Educated at Uppingham School and Nottingham University, Ross qualified as a chartered accountant with Arthur Andersen until leaving for Carphone Warehouse.
He helped lead the phone retailer from strength to strength and oversaw its IPO in 2000, which raised £185m and valued the firm at £1.6bn.
But it hasn’t all been plain sailing for the entrepreneur, a prominent supporter of Prime Minister David Cameron.
Three years ago he resigned from four boards – as director of storage firm Big Yellow; chairman of transport group National Express and Cosalt; and deputy chairman of Carphone Warehouse – after using several million pounds-worth of his shares as collateral against personal loans without notifying the companies. He also stepped down as an adviser to London mayor Boris Johnson on the 2012 Olympics.
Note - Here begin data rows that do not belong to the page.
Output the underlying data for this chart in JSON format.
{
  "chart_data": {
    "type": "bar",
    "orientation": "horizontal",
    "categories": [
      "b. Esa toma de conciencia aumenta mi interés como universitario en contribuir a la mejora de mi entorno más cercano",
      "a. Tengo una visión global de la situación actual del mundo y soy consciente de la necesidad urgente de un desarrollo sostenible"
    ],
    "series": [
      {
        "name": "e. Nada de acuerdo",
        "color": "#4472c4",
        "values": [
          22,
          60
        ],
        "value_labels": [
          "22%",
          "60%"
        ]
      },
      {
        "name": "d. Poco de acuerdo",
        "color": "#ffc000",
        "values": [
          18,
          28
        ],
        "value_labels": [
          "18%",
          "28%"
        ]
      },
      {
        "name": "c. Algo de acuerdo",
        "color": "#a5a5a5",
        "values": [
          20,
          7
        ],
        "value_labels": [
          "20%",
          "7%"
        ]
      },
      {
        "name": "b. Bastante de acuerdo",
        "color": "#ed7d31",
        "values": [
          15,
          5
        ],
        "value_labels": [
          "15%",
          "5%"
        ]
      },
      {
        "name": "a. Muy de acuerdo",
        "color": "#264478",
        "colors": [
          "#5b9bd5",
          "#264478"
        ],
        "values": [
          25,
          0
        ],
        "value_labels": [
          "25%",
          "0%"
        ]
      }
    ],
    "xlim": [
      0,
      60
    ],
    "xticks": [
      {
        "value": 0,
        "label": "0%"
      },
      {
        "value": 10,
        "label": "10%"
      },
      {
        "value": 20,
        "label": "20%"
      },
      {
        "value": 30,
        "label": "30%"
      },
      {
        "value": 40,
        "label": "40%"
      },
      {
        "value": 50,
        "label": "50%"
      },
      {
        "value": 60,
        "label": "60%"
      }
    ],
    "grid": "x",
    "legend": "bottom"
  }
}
The Financial Services Authority cleared him of wrongdoing in January 2009, allowing him to return to Cosalt’s board.
Ross was also questioned by police in late 2009 after a Lithuanian escort girl alleged that she was assaulted outside his Belgravia home one night.
Sniezana Kobeniak claimed to have been called to the property and said she was bruised during an altercation while being turned away. Ross, who had returned to the house after a party, denied all wrongdoing and the claim was later dropped.
The great-grandson of Thomas Ross, one of the founders of Cosalt in 1873, Ross is now fighting to keep the company afloat and has offered to pay £400,000 to take it private. But the offer has angered some shareholders, who say Cosalt was worth £40m in 2009 when Ross became chair.